Granda-Bondurant again brought together a cross-section of the Upper School community in February 2021 by leading a Black History Month art workshop in which each participant painted one section of a design honoring Martin Luther King Jr. He split the piece into a grid so that when taken apart, each individual part was unrecognizable.
“I wanted to keep participants from being worried about their skill level and more focused on having fun with the colorful paints,” he explained. “… The activity was a way to represent how each individual is a piece to this larger whole, like a group of people working toward a common goal.”
His passions for art and social justice also intersected in spring 2021 after a conversation among leaders of DA’s Gender and Sexuality Alliance.
“2020 and 2019 were really bad for murders and hate crimes toward transgender communities and queer people, LGBTQ+ people in general, especially Black and Indigenous People of Color,” Granda-Bondurant said. “We had talked about it before, and once we found out about different laws and legislation [limiting the rights of transgender people] that had been coming out, we were like, this isn't something we can just sit here and ignore, we had to call attention to it.”
They hatched a plan to sell T-shirts not only to raise awareness of their concerns, but also to raise funds for the Transgender Law Center, a national organization advocating for transgender rights.

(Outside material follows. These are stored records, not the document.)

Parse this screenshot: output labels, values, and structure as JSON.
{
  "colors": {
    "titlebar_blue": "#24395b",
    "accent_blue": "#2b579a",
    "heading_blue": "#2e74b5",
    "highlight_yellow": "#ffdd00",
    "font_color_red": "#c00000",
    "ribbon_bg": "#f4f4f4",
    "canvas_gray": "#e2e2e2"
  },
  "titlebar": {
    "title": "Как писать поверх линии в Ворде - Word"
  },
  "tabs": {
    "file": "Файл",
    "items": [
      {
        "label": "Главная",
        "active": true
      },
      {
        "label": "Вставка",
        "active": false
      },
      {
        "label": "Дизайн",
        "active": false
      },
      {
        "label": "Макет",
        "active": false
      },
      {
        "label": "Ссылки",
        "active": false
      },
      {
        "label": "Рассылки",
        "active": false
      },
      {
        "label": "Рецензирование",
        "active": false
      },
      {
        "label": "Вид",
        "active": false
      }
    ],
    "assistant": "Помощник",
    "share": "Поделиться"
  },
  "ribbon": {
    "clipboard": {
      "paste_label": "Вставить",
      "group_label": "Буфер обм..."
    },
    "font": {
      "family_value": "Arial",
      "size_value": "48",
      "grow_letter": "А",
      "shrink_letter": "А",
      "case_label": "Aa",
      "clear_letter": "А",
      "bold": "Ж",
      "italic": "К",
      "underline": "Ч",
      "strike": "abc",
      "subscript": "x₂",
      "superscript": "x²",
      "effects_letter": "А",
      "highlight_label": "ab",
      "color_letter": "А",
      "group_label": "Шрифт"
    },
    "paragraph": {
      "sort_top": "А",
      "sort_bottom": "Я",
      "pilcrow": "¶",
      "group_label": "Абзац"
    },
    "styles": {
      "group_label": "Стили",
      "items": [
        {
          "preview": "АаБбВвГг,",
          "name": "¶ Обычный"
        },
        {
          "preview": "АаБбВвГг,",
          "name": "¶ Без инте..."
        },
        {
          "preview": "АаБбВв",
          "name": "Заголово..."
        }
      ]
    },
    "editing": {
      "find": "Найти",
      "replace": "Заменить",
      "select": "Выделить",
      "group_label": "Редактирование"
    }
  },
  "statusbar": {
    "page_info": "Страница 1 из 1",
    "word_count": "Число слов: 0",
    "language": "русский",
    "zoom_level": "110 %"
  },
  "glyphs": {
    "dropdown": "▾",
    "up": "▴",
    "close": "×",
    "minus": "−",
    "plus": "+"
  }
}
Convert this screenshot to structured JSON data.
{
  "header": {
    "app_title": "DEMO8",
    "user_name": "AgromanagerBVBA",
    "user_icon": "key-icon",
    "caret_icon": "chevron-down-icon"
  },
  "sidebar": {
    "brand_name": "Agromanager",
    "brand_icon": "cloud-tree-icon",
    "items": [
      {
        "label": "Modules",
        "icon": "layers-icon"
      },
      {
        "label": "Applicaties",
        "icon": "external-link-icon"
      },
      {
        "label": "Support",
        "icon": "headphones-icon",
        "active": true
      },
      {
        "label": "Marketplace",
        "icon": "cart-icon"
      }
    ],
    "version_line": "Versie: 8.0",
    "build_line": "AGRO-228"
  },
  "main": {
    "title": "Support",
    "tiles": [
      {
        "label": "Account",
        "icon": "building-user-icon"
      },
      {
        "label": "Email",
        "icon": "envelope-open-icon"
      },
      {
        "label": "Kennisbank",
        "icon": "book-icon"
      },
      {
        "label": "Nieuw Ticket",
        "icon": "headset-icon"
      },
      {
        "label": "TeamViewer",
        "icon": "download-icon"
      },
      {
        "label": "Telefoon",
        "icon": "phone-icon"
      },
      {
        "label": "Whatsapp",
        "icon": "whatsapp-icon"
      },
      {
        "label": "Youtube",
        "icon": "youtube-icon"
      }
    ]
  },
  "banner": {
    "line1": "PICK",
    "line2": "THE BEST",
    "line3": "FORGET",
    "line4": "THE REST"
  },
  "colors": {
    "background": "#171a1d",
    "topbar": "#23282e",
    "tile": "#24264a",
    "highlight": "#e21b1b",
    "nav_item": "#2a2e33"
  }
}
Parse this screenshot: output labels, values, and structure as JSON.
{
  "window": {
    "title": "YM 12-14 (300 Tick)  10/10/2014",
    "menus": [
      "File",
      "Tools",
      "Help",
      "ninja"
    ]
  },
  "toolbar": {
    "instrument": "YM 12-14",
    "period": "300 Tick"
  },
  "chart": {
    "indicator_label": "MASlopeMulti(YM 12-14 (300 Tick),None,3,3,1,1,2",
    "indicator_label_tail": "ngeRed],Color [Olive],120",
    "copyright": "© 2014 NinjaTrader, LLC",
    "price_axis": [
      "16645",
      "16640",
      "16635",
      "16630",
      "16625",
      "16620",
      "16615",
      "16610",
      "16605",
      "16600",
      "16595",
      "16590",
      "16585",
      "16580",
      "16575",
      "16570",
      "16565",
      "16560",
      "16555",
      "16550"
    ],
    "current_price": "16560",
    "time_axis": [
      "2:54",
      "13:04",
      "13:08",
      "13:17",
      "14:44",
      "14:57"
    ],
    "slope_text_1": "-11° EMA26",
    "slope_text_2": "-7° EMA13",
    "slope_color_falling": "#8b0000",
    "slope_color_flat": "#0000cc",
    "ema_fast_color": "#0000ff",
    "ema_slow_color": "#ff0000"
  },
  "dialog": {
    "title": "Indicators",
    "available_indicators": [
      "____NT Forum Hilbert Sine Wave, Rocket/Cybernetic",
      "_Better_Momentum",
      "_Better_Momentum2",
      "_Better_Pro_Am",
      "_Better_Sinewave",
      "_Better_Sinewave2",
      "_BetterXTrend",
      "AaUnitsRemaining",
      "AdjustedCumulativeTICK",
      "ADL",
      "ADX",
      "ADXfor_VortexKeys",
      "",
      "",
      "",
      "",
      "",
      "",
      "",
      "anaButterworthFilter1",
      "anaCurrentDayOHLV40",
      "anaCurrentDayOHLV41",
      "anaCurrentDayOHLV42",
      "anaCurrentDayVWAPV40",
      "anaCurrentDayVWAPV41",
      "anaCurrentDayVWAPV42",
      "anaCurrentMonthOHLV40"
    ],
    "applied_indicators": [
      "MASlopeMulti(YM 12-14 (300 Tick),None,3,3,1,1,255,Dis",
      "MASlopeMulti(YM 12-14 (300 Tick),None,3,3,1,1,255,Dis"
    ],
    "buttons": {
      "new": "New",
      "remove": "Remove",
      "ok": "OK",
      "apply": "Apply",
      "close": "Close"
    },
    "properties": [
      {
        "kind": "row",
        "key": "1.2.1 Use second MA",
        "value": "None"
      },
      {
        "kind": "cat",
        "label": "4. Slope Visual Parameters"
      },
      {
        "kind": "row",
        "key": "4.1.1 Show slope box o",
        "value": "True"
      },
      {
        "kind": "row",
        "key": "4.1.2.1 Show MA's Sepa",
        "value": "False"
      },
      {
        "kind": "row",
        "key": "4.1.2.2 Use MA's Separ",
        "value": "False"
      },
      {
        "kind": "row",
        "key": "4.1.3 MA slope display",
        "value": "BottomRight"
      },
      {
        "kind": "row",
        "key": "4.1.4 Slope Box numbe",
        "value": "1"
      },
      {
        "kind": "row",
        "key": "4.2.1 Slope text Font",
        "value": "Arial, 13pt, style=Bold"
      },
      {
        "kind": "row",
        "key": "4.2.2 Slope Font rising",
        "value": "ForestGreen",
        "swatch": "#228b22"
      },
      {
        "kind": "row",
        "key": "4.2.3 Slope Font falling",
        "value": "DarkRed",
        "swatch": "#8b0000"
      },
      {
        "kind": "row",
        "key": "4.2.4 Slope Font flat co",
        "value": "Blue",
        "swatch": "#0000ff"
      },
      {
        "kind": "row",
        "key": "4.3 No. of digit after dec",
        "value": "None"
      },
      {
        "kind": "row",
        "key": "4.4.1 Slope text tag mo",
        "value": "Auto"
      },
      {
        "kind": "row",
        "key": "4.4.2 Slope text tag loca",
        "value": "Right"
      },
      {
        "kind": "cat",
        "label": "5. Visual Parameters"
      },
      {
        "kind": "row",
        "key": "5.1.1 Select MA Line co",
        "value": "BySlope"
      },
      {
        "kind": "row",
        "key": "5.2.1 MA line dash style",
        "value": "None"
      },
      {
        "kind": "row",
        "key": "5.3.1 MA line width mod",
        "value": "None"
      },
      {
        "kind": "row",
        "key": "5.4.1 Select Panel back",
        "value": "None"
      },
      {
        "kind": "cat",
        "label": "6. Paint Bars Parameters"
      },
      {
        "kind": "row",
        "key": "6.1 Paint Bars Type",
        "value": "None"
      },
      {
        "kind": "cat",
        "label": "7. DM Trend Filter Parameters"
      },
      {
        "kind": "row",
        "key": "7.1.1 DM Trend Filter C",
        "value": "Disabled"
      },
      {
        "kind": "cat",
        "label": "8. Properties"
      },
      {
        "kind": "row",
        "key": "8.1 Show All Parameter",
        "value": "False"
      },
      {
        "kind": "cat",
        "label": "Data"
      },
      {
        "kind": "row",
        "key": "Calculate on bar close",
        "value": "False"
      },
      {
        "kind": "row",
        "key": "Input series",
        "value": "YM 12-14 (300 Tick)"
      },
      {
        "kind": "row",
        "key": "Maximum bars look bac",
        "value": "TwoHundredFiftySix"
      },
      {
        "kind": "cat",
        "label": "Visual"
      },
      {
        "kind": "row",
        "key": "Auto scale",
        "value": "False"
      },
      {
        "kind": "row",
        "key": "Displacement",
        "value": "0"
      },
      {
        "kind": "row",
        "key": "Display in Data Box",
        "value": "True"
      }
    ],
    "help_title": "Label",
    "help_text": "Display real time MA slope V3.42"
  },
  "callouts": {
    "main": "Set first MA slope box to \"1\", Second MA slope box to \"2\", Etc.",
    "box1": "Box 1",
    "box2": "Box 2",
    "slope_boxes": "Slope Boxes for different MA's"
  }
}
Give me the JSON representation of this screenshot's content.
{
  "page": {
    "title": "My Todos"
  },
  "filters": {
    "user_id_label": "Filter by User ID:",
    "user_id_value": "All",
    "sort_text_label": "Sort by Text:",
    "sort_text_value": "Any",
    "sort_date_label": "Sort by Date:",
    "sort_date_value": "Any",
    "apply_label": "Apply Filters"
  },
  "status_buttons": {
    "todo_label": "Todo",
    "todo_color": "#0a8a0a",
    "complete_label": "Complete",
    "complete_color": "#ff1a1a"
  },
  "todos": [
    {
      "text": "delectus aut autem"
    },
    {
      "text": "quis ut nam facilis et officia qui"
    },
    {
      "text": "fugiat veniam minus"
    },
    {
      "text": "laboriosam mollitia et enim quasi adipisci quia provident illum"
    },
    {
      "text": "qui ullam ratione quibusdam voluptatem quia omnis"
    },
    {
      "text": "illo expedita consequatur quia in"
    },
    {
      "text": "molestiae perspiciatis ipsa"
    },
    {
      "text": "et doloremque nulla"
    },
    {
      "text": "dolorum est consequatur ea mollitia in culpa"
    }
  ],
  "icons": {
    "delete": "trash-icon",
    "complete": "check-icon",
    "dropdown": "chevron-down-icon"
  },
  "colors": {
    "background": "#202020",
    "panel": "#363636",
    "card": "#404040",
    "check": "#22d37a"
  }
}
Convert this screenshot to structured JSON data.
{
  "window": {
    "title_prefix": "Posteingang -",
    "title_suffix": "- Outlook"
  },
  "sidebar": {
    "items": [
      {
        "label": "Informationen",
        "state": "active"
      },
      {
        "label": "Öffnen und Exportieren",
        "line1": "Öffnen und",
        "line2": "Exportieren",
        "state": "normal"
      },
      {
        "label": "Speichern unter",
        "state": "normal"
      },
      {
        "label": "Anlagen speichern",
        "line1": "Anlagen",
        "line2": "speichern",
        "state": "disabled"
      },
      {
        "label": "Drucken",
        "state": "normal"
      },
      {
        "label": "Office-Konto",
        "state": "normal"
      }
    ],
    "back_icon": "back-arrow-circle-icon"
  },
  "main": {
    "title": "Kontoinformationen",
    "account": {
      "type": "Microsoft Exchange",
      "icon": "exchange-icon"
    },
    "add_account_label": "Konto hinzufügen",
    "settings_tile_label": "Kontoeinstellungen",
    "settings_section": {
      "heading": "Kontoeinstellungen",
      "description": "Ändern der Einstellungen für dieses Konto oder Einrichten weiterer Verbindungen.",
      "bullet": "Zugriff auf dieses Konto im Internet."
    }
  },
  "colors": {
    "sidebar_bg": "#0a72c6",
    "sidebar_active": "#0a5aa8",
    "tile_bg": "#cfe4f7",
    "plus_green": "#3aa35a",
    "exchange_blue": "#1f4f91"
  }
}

“And I was like, I've done this before. I'll design something,” Granda-Bondurant recalled. The back of the shirt features a pink and periwinkle blue handprint and the words “Protect Transgender Rights,” and the front asks “Stop Hate?” with a finger pointing to “yes.”
“That's a choice, you know — choosing whether or not you are going to be part of the hate and the anger toward people who are different is entirely up to you,” Granda-Bondurant explained.
The cost of the T-shirts was covered by a DA family, so the GSA was able to donate the entire $700 raised to the Transgender Law Center. In an email to those who supported the effort, GSA advisor and Upper School English teacher Dr. Harry Thomas noted that it was the GSA’s most successful fundraiser in his nearly 10 years at the school and offered kudos to the student designer: “HUGE shout-out to the GSA’s own Ash Granda-Bondurant, who pretty much single-handedly willed this fundraiser — and its T-shirts — into existence.”
The shirts are emblematic of how Granda-Bondurant uses art to make sense of what can be a chaotic, unjust world.
“I draw in order to see, to process. To me, drawing is a way to discover. And that’s not just a phrase, it is true,” he said in his “This I Believe” speech. “The act of drawing makes an artist look at any object in front of them, dissect it in their mind’s eye and put it together again so they can understand it. I draw so I can figure out what I need to know and to let the world know what I see.”